Won't Miss the Butter Pear Muffins

My father gave me a couple of Asian pears that were past their prime, so I had to find a way to eat them fast. It would be boring if I just chop them up and eat them every day. Plus, the best way of dealing with over ripe fruit is by cooking them (think banana nut bread), so I searched for a pear breakfast recipe that I can serve my husband in the morning (I've been on a mission to get him fat...well, more like less skinny).

Recipes like that were hard to come by, so when I found a Weight Watchers recipes for Glazed Pear Muffins, I went for it. I ordinary don't go out of my way to make something low fat, nor do I like icing or glaze, so I was very pleasantly surprised by how well they turned out.

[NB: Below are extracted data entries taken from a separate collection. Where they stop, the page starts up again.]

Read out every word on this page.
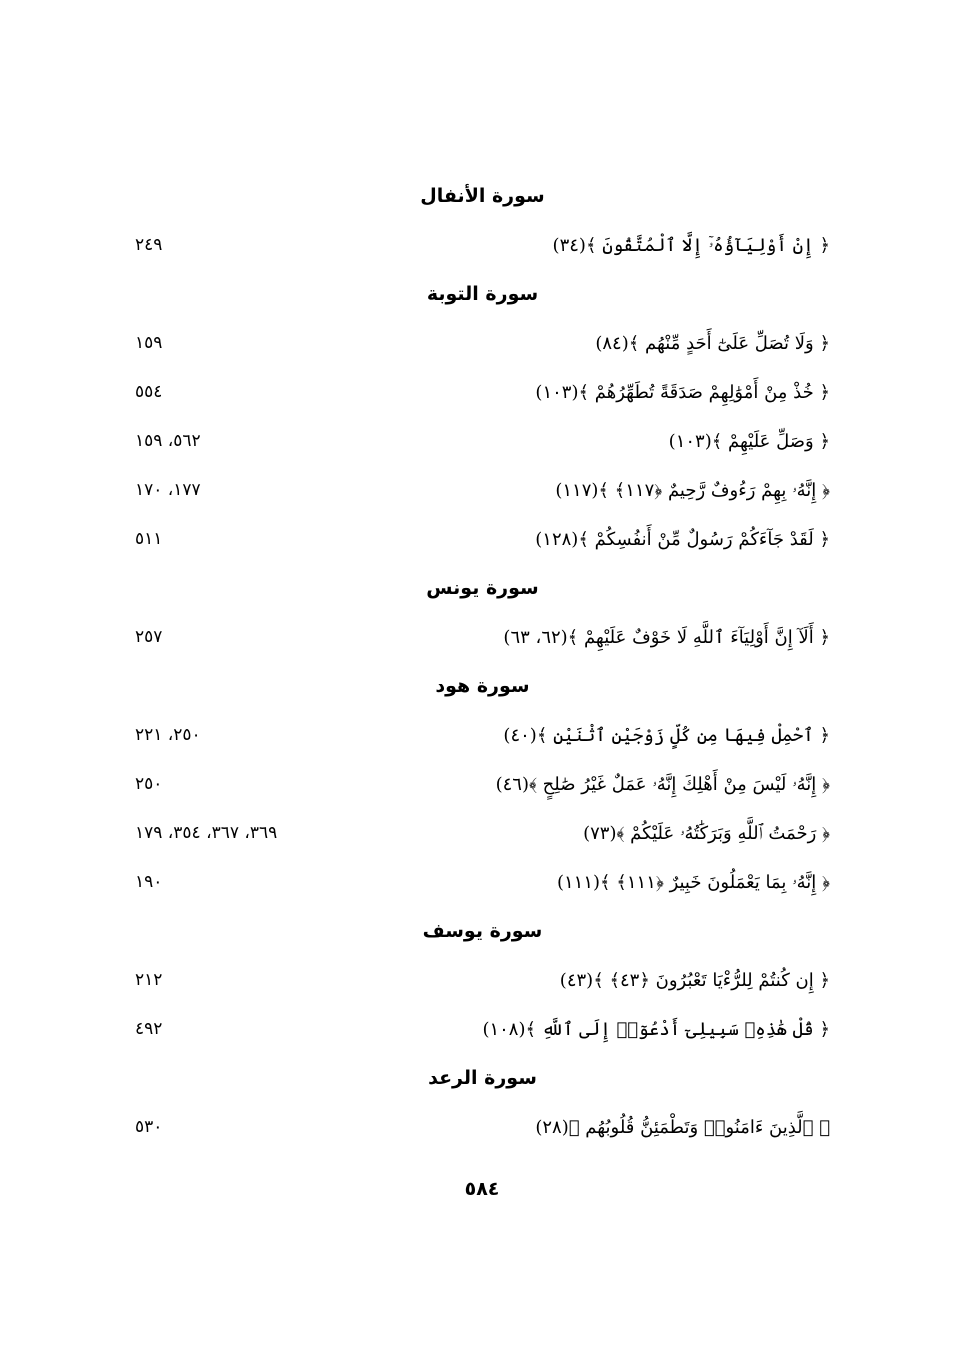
سورة الأنفال
﴿ إِنْ أَوْلِيَآؤُهُۥٓ إِلَّا ٱلْمُتَّقُونَ ﴾(٣٤)
٢٤٩
سورة التوبة
﴿ وَلَا تُصَلِّ عَلَىٰٓ أَحَدٍ مِّنْهُم ﴾(٨٤)
١٥٩
﴿ خُذْ مِنْ أَمْوَٰلِهِمْ صَدَقَةً تُطَهِّرُهُمْ ﴾(١٠٣)
٥٥٤
﴿ وَصَلِّ عَلَيْهِمْ ﴾(١٠٣)
٥٦٢، ١٥٩
﴿ إِنَّهُۥ بِهِمْ رَءُوفٌ رَّحِيمٌ ﴿١١٧﴾ ﴾(١١٧)
١٧٧، ١٧٠
﴿ لَقَدْ جَآءَكُمْ رَسُولٌ مِّنْ أَنفُسِكُمْ ﴾(١٢٨)
٥١١
سورة يونس
﴿ أَلَآ إِنَّ أَوْلِيَآءَ ٱللَّهِ لَا خَوْفٌ عَلَيْهِمْ ﴾(٦٢، ٦٣)
٢٥٧
سورة هود
﴿ ٱحْمِلْ فِيهَا مِن كُلٍّ زَوْجَيْنِ ٱثْنَيْنِ ﴾(٤٠)
٢٥٠، ٢٢١
﴿ إِنَّهُۥ لَيْسَ مِنْ أَهْلِكَ إِنَّهُۥ عَمَلٌ غَيْرُ صَٰلِحٍ ﴾(٤٦)
٢٥٠
﴿ رَحْمَتُ ٱللَّهِ وَبَرَكَٰتُهُۥ عَلَيْكُمْ ﴾(٧٣)
٣٦٩، ٣٦٧، ٣٥٤، ١٧٩
﴿ إِنَّهُۥ بِمَا يَعْمَلُونَ خَبِيرٌ ﴿١١١﴾ ﴾(١١١)
١٩٠
سورة يوسف
﴿ إِن كُنتُمْ لِلرُّءْيَا تَعْبُرُونَ ﴿٤٣﴾ ﴾(٤٣)
٢١٢
﴿ قُلْ هَٰذِهِۦ سَبِيلِىٓ أَدْعُوٓا۟ إِلَى ٱللَّهِ ﴾(١٠٨)
٤٩٢
سورة الرعد
﴿ ٱلَّذِينَ ءَامَنُوا۟ وَتَطْمَئِنُّ قُلُوبُهُم ﴾(٢٨)
٥٣٠
٥٨٤
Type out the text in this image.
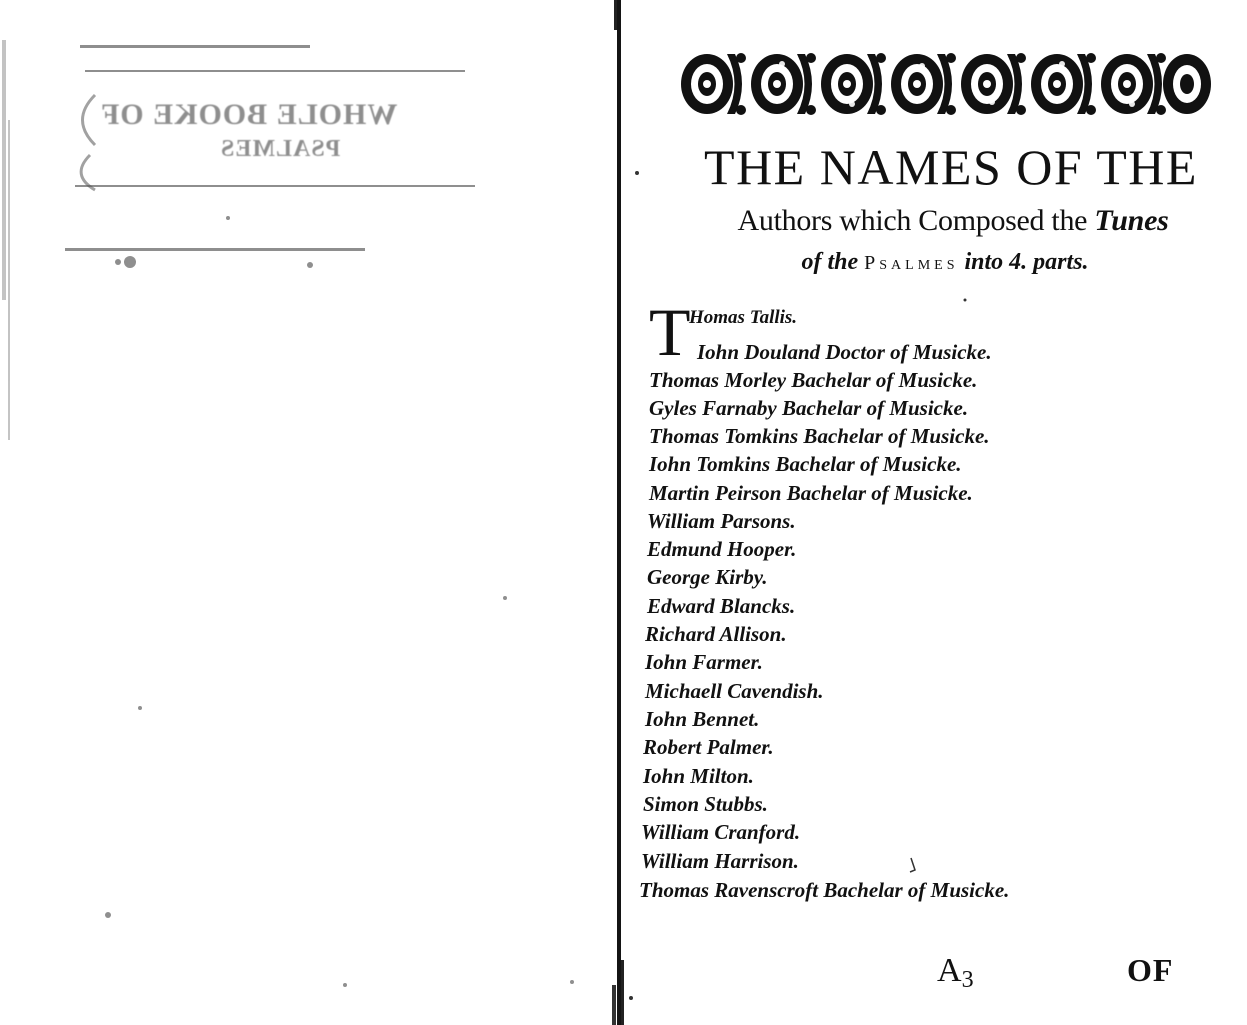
WHOLE BOOKE OF
PSALMES	THE NAMES OF THE
Authors which Composed the Tunes
of the Psalmes into 4. parts.
T
Homas Tallis.
Iohn Douland Doctor of Musicke.
Thomas Morley Bachelar of Musicke.
Gyles Farnaby Bachelar of Musicke.
Thomas Tomkins Bachelar of Musicke.
Iohn Tomkins Bachelar of Musicke.
Martin Peirson Bachelar of Musicke.
William Parsons.
Edmund Hooper.
George Kirby.
Edward Blancks.
Richard Allison.
Iohn Farmer.
Michaell Cavendish.
Iohn Bennet.
Robert Palmer.
Iohn Milton.
Simon Stubbs.
William Cranford.
William Harrison.
Thomas Ravenscroft Bachelar of Musicke.
$A_3$	OF
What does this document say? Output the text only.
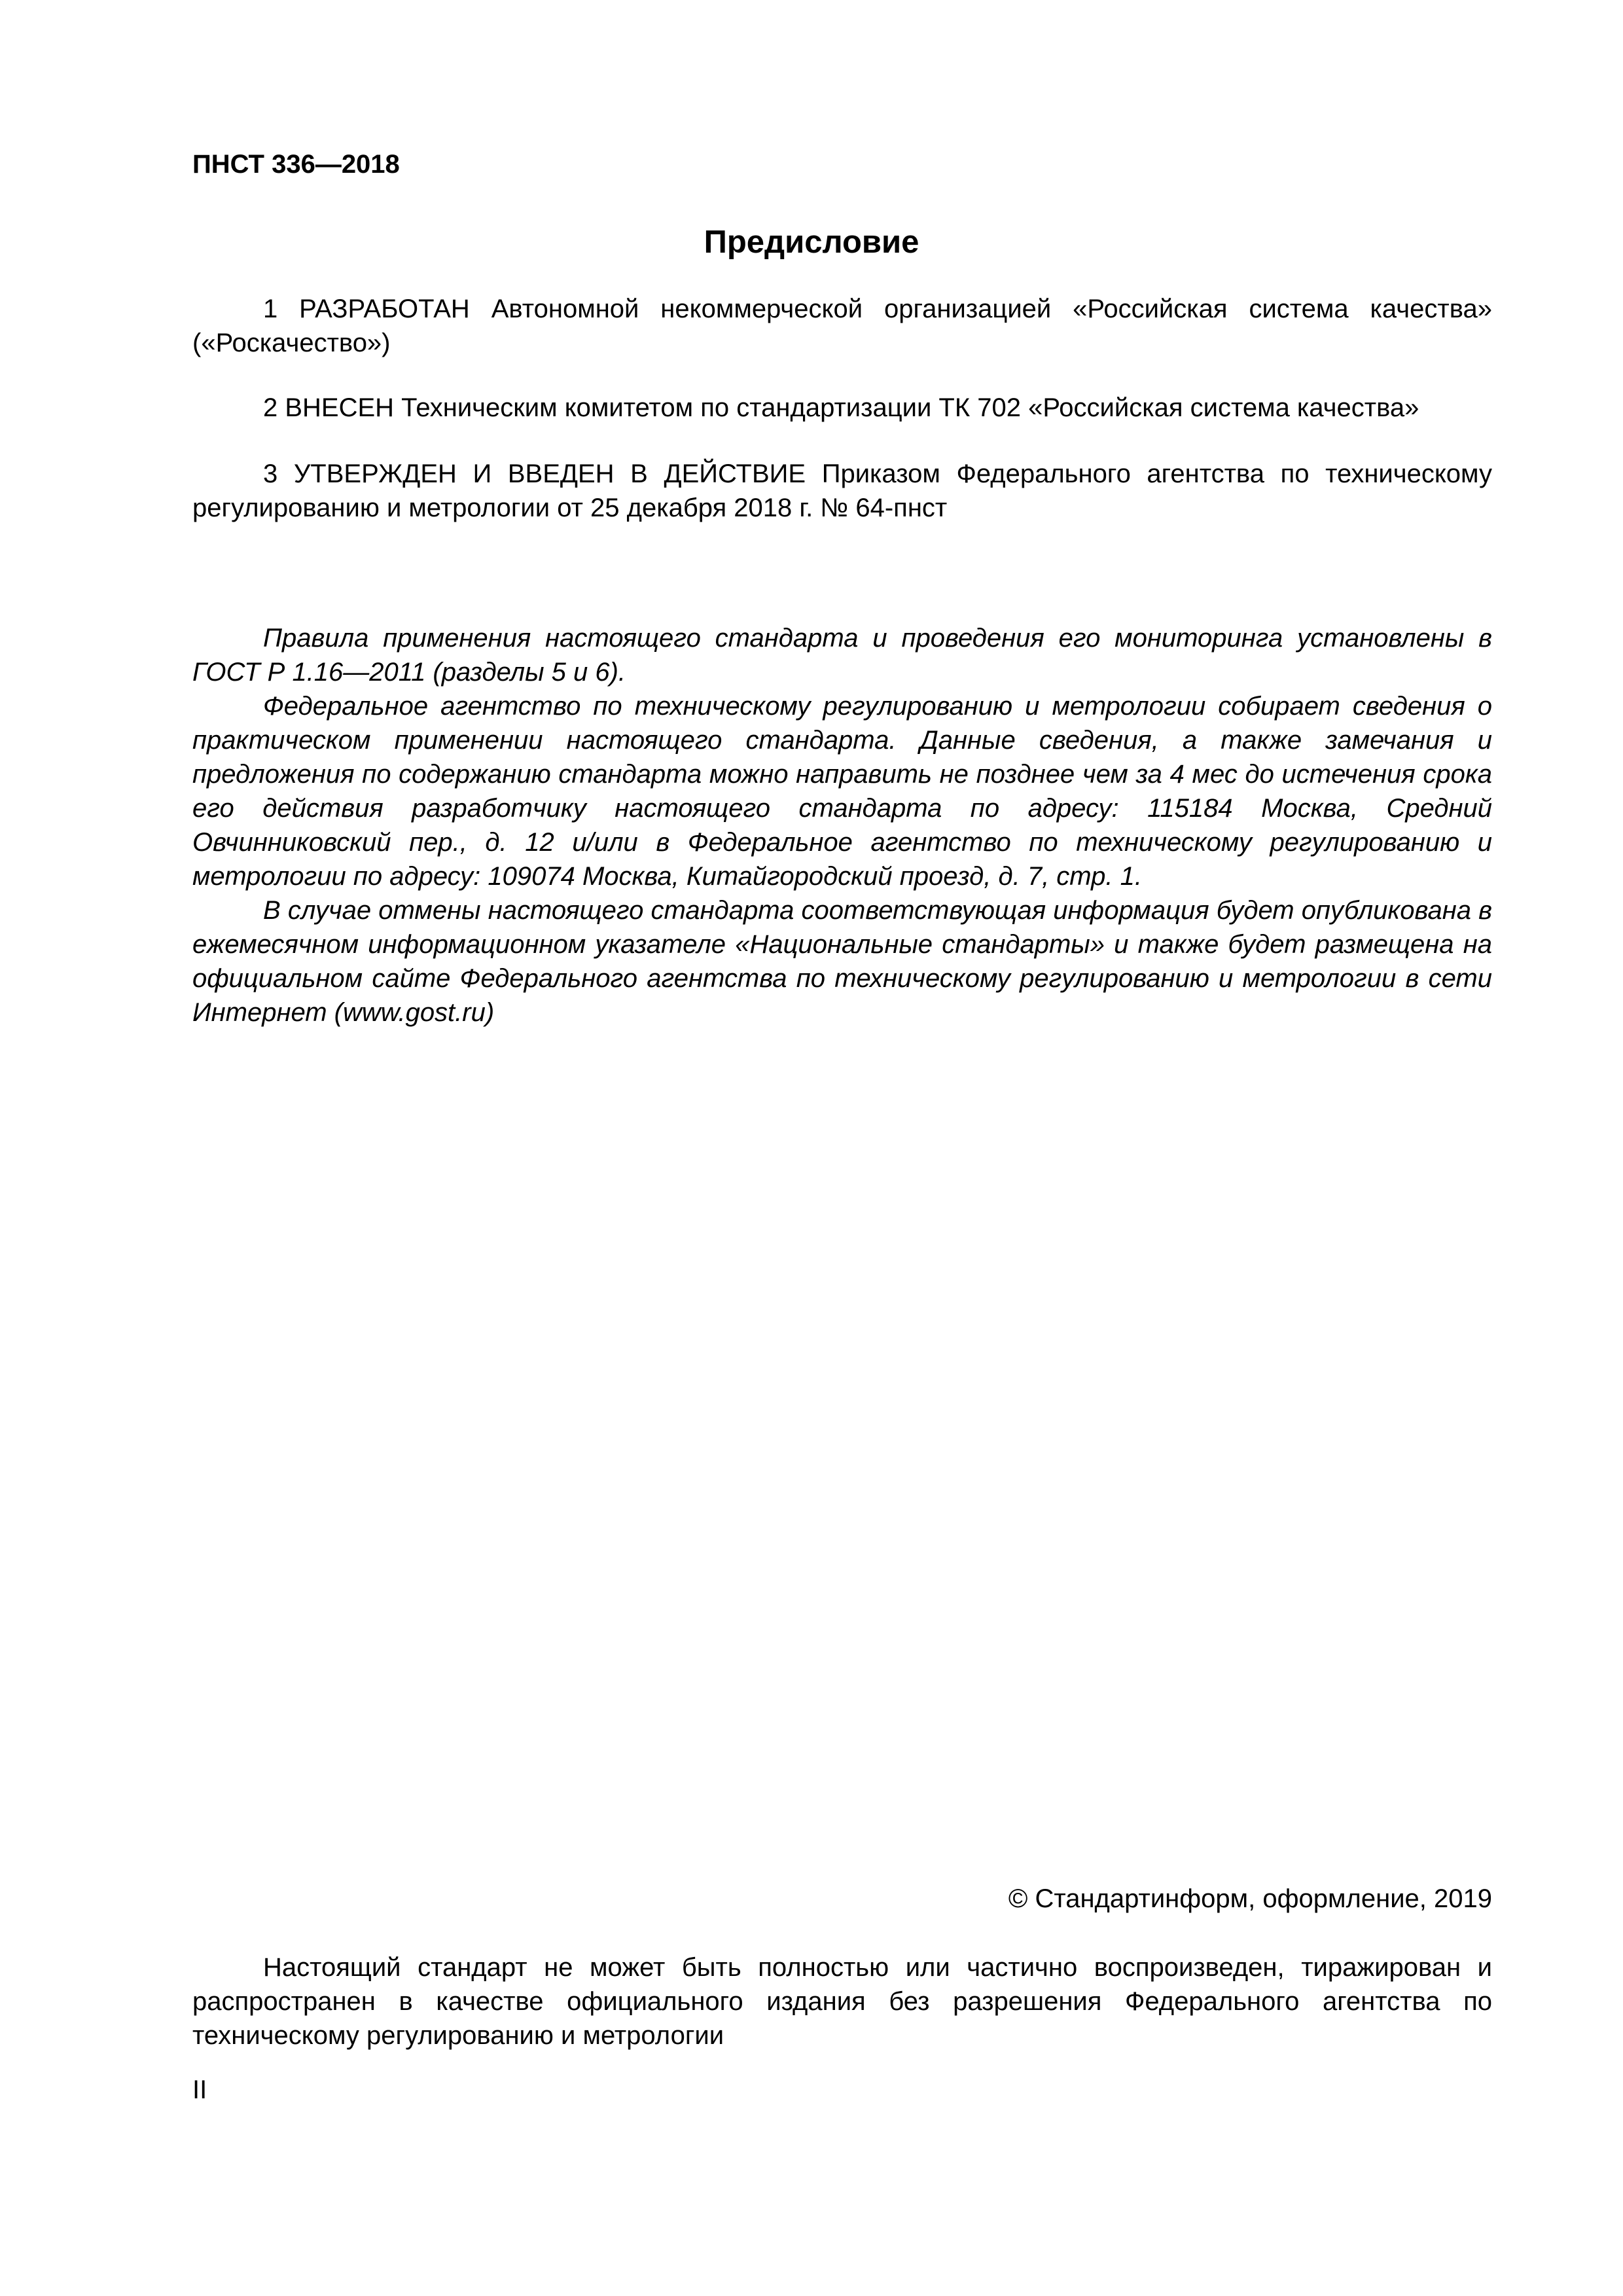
ПНСТ 336—2018
Предисловие

1 РАЗРАБОТАН Автономной некоммерческой организацией «Российская система качества» («Роскачество»)

2 ВНЕСЕН Техническим комитетом по стандартизации ТК 702 «Российская система качества»

3 УТВЕРЖДЕН И ВВЕДЕН В ДЕЙСТВИЕ Приказом Федерального агентства по техническому регулированию и метрологии от 25 декабря 2018 г. № 64-пнст

Правила применения настоящего стандарта и проведения его мониторинга установлены в ГОСТ Р 1.16—2011 (разделы 5 и 6).

Федеральное агентство по техническому регулированию и метрологии собирает сведения о практическом применении настоящего стандарта. Данные сведения, а также замечания и предложения по содержанию стандарта можно направить не позднее чем за 4 мес до истечения срока его действия разработчику настоящего стандарта по адресу: 115184 Москва, Средний Овчинниковский пер., д. 12 и/или в Федеральное агентство по техническому регулированию и метрологии по адресу: 109074 Москва, Китайгородский проезд, д. 7, стр. 1.

В случае отмены настоящего стандарта соответствующая информация будет опубликована в ежемесячном информационном указателе «Национальные стандарты» и также будет размещена на официальном сайте Федерального агентства по техническому регулированию и метрологии в сети Интернет (www.gost.ru)

© Стандартинформ, оформление, 2019

Настоящий стандарт не может быть полностью или частично воспроизведен, тиражирован и распространен в качестве официального издания без разрешения Федерального агентства по техническому регулированию и метрологии

II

I was skeptical at first. The recipe did not call for any butter or oil at all. Even Ellie Kreiger's healthy low fat muffins call for at least a couple of tablespoons worth of grease.
The Weight Watchers muffins came out looking dry, but don't let it fool you. The recipe uses sour cream, milk and natural juices from the fruit to keep it moist. Spices like cinnamon and ginger kept it flavorful and warm, and the lemon juice really brought out the fruit and added brightness.

If you know me, you would know by now that I made the recipe by own. Here's what I did:
  • instead of Bosc pears, I used my Asian pears, and removed their skin
  • I like texture in my baked goods, so I added some chopped walnuts (about 1/4C)
  • instead of using water to make the glaze, I used lemon juice to add tang and flavor
  • I wasn't aiming to make it totally low fat, so I used the 2% milk that I had, not the fat free milk called for
  • I grated some lemon zest into the batter for added flavor (about 1 Tbs)
Between the moisture in the muffins and the yummy glaze, you won't miss the grease. I sure didn't!